D’après la World Health Organization, plus de 300 millions de personnes souffrent de dépression à travers le monde. En France, c’est 21% de la population et aux Etats Unis, 19%. Si ces chiffres sont en progression permanente depuis 50 ans, le mal n’est pas nouveau. La recherche de traitements antidépresseurs efficaces a donc toujours plus ou moins existé.
La dépression, un problème sans solution ?
Dans la médecine moderne, la dépression est définie comme un trouble de l’humeur caractérisé par une tristesse persistante, un manque d’intérêt ou de plaisir dans les activités quotidiennes et une perte d’énergie.
Des symptômes passagers pour certains mais pas pour ceux qui souffrent de dépression clinique. Dans cette forme sévère, ils sont constants et peuvent durer des semaines, des mois, voire des années. De plus, d’autres phénomènes peuvent accompagner cet état : perturbations du sommeil, de l’appétit, troubles de la concentration ou de la libido.
Son impact est non seulement ressenti par ceux qui en souffrent, mais aussi par leur entourage. C’est pourquoi la science est, depuis toujours, en quête de solutions durables pour améliorer la santé mentale des personnes dépressives.
Les traitements antidépresseurs
Dès la préhistoire, du Mexique à l’Algérie, plusieurs populations cherchent déjà à soulager les âmes tourmentées. Les pratiques traditionnelles permettent de comprendre comment fonctionnaient les rituels thérapeutiques à l’époque.

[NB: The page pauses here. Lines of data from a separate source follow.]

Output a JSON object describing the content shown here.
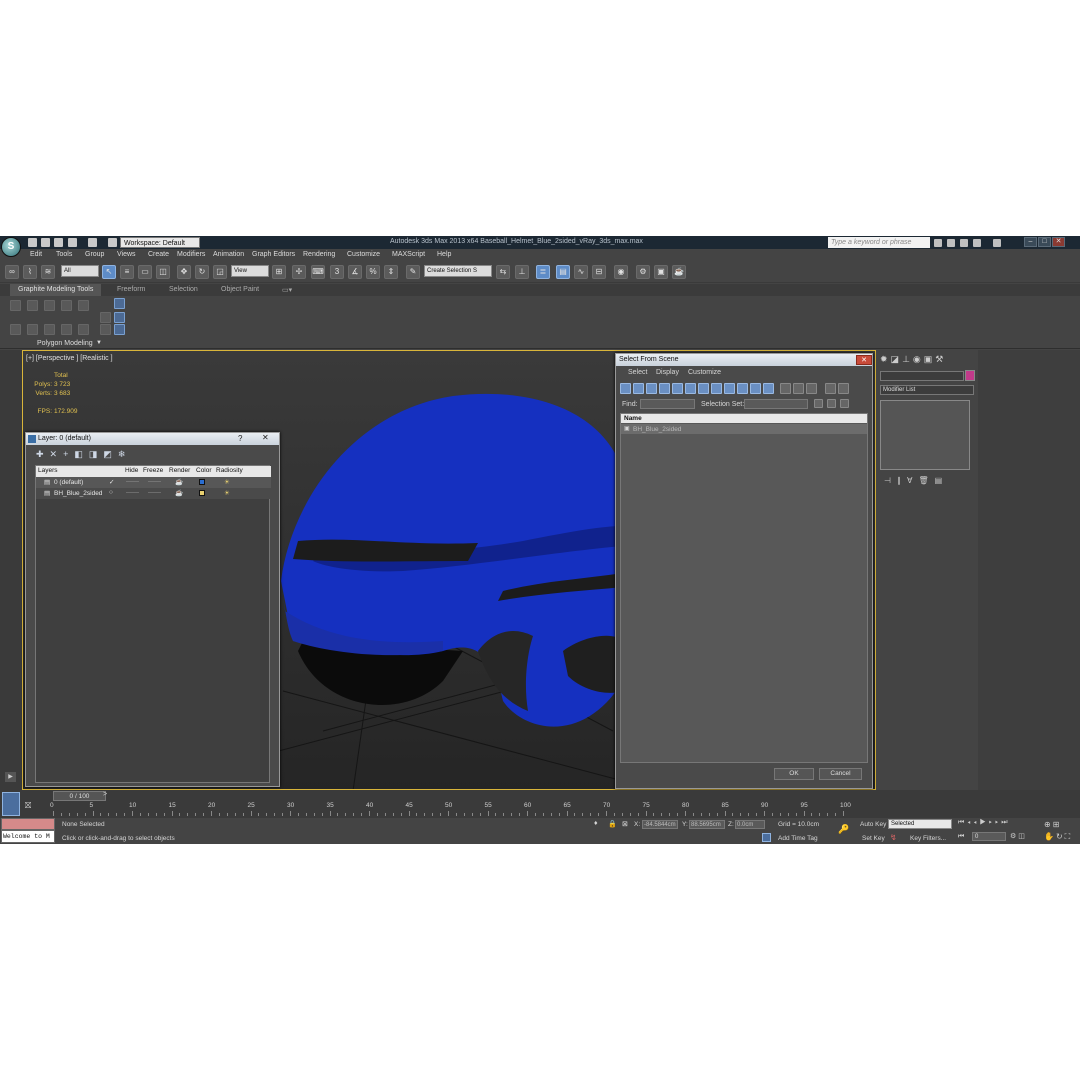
{
  "app": {
    "window_title": "Autodesk 3ds Max  2013 x64      Baseball_Helmet_Blue_2sided_vRay_3ds_max.max",
    "workspace": "Workspace: Default",
    "search_placeholder": "Type a keyword or phrase"
  },
  "menu": [
    "Edit",
    "Tools",
    "Group",
    "Views",
    "Create",
    "Modifiers",
    "Animation",
    "Graph Editors",
    "Rendering",
    "Customize",
    "MAXScript",
    "Help"
  ],
  "toolbar": {
    "filter": "All",
    "ref_coord": "View",
    "selection_set": "Create Selection S"
  },
  "ribbon": {
    "tabs": [
      "Graphite Modeling Tools",
      "Freeform",
      "Selection",
      "Object Paint"
    ],
    "panel_label": "Polygon Modeling"
  },
  "viewport": {
    "label": "[+] [Perspective ] [Realistic ]",
    "stats_header": "Total",
    "polys_label": "Polys:",
    "polys_value": "3 723",
    "verts_label": "Verts:",
    "verts_value": "3 683",
    "fps_label": "FPS:",
    "fps_value": "172.909",
    "helmet_color": "#1530c0"
  },
  "layer_dialog": {
    "title": "Layer: 0 (default)",
    "help": "?",
    "close": "✕",
    "columns": [
      "Layers",
      "Hide",
      "Freeze",
      "Render",
      "Color",
      "Radiosity"
    ],
    "rows": [
      {
        "name": "0 (default)",
        "hide": "——",
        "freeze": "——"
      },
      {
        "name": "BH_Blue_2sided",
        "hide": "——",
        "freeze": "——"
      }
    ]
  },
  "select_dialog": {
    "title": "Select From Scene",
    "menu": [
      "Select",
      "Display",
      "Customize"
    ],
    "find_label": "Find:",
    "selection_set_label": "Selection Set:",
    "column_name": "Name",
    "items": [
      "BH_Blue_2sided"
    ],
    "ok": "OK",
    "cancel": "Cancel"
  },
  "command_panel": {
    "modifier_list": "Modifier List"
  },
  "timeline": {
    "frame": "0 / 100",
    "ticks": [
      "0",
      "5",
      "10",
      "15",
      "20",
      "25",
      "30",
      "35",
      "40",
      "45",
      "50",
      "55",
      "60",
      "65",
      "70",
      "75",
      "80",
      "85",
      "90",
      "95",
      "100"
    ]
  },
  "status": {
    "script_listener": "Welcome to M",
    "selection": "None Selected",
    "prompt": "Click or click-and-drag to select objects",
    "x_label": "X:",
    "x_value": "-84.5844cm",
    "y_label": "Y:",
    "y_value": "88.5695cm",
    "z_label": "Z:",
    "z_value": "0.0cm",
    "grid": "Grid = 10.0cm",
    "add_time_tag": "Add Time Tag",
    "auto_key": "Auto Key",
    "set_key": "Set Key",
    "key_mode": "Selected",
    "key_filters": "Key Filters...",
    "frame_field": "0"
  }
}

Les chamanes envisagent la maladie comme la manifestation d’un esprit malfaisant qu’il faut éliminer du corps des patients. Pour cela, ils utilisent notamment les psychédéliques, champignons à psilocybine ou Ayahuasca, au cours de transes chamaniques.
Dans la Grèce Antique et sous l’Empire Romain, la médecine se spécialise et sort du domaine de la magie. Selon la théorie des humeurs développée par Hippocrate, le déséquilibre de l’un des quatre fluides corporels (sang, lymphe, bile jaune et bile noire) pouvait entraîner divers états mentaux ou physiques. En l’occurrence, la mélancolie était associée à un excès de bile noire.
Des médicaments découverts par hasard
Ce n’est que bien plus tard qu’arrivent les traitements antidépresseurs. Leur histoire remonte au milieu du 20e siècle. Le premier antidépresseur moderne, l’iproniazide, a été découvert accidentellement dans les années 1950. Développée pour combattre la tuberculose, la substance semblait rendre les patients exceptionnellement heureux.
Suite à cette découverte, les années 1950 et 1960 ont vu l’émergence d’autres classes d’antidépresseurs, notamment les tricycliques comme l’imipramine, et les inhibiteurs de la monoamine oxydase (IMAO). Cependant, ces médicaments avaient de nombreux effets secondaires et des interactions dangereuses qui ont poussé les chercheurs à continuer leurs investigations.
L’avènement des ISRS
C’est dans les années 1980 que les traitements modernes ont vu le jour. Les inhibiteurs sélectifs de la recapture de la sérotonine (ISRS) comme le Prozac deviennent la figure de proue du traitement de la dépression et plus récemment du traitement du Trouble Obsessionnel Compulsif. Dans le monde médical, c’est une révolution : ils sont mieux tolérés et ont moins d’effets secondaires que leurs prédécesseurs. Depuis lors, diverses autres classes d’antidépresseurs ont été développées, comme les inhibiteurs de la recapture de la sérotonine-norépinéphrine (ISRN).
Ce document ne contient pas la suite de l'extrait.